The abandonment of the so-called "Hastings Agreement",under which unions help fund researchers and constituency workers for about 165 MPs, comes ahead of the start on 31 March of the new Nolan committee rules on registration and disclosure of outside financial interests.

The key element of the new rules, the product of months of consultation, is that while unions will still be able to choose which constituencies they support this must not depend on the identity of a particular candidate.

Labour believes that cash paid to constituencies under the new arrangement will not have to be registered and declared - although it may well recommend MPs and unions to do so. Tory MPs are likely to argue that the scheme falls within the new Nolan rules as Labour MPs would still be receiving indirect benefits from unions.

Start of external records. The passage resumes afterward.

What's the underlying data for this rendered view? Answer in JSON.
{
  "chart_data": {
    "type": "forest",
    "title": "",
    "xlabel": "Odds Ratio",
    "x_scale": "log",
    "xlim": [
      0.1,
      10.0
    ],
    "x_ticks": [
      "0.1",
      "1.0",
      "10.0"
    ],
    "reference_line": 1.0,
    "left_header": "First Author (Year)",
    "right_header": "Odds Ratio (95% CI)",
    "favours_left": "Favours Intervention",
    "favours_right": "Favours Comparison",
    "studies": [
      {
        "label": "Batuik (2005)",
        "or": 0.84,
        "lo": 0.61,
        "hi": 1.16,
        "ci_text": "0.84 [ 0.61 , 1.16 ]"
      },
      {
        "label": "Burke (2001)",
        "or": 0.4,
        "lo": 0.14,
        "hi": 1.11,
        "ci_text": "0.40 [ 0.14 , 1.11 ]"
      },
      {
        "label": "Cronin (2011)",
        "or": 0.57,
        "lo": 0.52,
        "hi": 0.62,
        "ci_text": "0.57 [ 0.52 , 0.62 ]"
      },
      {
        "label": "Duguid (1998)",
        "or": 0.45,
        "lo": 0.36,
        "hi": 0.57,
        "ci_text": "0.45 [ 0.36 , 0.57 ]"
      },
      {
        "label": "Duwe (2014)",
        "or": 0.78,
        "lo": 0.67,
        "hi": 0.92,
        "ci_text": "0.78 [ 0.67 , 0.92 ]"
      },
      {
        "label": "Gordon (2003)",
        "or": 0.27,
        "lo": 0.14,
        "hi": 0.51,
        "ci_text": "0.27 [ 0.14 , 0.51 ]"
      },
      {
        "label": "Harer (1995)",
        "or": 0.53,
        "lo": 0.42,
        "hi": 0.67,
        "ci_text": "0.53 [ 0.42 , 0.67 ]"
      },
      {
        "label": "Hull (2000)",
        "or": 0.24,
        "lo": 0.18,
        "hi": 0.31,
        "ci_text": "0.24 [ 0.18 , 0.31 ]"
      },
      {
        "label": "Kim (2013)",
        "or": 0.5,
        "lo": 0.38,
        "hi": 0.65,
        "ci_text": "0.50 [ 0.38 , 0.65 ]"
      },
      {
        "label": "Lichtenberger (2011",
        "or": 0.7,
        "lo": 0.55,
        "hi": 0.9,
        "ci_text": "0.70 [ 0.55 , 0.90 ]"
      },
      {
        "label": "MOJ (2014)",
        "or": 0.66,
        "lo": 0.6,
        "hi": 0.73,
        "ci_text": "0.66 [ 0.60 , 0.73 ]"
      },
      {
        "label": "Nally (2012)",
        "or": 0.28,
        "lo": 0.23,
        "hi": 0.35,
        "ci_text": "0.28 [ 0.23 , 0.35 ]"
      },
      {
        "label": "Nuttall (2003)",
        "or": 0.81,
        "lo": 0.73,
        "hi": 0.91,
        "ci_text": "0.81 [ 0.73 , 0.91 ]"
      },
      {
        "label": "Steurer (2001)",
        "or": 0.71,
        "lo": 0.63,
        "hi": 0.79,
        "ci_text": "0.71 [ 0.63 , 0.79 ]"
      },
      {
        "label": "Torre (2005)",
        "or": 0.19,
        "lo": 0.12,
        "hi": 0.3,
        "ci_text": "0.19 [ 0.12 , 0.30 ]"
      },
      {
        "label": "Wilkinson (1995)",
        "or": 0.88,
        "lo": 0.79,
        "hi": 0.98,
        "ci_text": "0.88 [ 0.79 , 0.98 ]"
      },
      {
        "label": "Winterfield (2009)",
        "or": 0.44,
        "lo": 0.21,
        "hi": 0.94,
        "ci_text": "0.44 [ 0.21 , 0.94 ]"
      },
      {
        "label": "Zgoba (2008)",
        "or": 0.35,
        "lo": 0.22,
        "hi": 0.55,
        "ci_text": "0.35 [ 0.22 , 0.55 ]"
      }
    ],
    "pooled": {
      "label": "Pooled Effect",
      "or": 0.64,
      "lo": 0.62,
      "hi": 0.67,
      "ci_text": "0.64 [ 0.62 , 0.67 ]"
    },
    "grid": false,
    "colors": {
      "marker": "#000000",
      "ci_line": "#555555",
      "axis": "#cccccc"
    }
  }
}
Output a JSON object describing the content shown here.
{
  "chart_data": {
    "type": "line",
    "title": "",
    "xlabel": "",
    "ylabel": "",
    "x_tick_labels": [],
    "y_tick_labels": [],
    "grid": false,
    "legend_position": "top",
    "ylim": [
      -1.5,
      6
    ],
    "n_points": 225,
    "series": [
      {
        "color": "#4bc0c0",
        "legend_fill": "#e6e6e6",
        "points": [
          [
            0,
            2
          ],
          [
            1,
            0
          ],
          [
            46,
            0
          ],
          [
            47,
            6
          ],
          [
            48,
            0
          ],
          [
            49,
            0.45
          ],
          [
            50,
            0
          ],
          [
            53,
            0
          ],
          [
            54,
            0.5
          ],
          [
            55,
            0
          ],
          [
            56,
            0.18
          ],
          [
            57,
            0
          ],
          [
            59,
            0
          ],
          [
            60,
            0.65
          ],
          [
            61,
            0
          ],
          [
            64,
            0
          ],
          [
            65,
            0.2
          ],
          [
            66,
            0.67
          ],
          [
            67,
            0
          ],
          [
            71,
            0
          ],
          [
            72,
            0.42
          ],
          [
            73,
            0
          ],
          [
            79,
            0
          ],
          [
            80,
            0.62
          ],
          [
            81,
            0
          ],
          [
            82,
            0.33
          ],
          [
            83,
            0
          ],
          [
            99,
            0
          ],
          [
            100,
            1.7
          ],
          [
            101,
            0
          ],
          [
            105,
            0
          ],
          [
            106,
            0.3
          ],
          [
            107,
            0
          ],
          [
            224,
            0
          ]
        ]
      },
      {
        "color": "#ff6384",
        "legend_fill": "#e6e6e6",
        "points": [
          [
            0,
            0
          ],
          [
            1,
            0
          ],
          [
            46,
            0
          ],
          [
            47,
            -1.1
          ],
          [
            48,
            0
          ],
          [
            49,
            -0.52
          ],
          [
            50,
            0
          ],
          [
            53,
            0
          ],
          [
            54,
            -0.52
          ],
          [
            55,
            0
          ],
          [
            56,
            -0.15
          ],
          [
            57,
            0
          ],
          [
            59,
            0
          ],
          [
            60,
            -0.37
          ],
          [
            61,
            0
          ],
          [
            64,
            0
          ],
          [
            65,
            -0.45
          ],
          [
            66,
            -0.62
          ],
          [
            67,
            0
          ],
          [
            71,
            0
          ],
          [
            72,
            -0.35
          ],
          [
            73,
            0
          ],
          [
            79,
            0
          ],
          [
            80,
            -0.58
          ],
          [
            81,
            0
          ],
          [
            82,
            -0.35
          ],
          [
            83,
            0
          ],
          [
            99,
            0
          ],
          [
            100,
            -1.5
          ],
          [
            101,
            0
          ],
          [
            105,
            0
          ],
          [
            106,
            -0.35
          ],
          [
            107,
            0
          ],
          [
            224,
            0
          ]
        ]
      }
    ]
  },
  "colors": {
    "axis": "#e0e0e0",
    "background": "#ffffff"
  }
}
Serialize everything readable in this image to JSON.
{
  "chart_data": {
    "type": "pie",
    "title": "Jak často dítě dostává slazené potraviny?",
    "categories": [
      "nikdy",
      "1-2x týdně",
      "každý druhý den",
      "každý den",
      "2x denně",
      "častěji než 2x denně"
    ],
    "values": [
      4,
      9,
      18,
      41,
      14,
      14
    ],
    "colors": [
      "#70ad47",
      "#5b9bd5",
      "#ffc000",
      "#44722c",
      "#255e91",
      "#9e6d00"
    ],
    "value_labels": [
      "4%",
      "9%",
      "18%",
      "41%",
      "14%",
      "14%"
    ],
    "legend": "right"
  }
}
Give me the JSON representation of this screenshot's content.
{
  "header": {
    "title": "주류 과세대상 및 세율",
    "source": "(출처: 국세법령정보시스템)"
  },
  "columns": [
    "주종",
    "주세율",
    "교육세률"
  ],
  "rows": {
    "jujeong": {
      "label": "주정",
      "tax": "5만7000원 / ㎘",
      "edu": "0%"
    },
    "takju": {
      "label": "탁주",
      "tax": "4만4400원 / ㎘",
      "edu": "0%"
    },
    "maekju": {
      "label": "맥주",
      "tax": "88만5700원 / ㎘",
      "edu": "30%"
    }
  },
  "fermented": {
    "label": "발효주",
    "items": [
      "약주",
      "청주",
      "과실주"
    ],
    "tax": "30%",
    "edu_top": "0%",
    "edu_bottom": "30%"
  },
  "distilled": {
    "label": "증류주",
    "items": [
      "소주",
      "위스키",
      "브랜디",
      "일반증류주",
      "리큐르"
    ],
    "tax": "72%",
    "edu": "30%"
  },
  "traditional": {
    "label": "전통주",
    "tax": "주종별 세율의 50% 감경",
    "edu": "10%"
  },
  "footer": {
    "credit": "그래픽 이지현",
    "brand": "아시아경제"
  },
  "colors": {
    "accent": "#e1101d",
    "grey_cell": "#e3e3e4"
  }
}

Labour hopes that under its rules, unions will choose to divert funding to marginal constituencies where the need for funding is far greater than in the safe Labour seats they have traditionally supported.

Under the Hastings agreement, cash is paid to MPs' constituencies rather than their own pockets and is used to pay for staff and other constituency expenses. Unions are allowed to give pounds 750 a year and contribute up to 80 per cent of MPs' election expenses.

The move will be welcomed as another step in Tony Blair's modernisation of the Labour party, but union sources stressed yesterday that it was the Transport & General Workers' Union and the GMB that first proposed the idea. All 29 affiliated unions have endorsed the plan.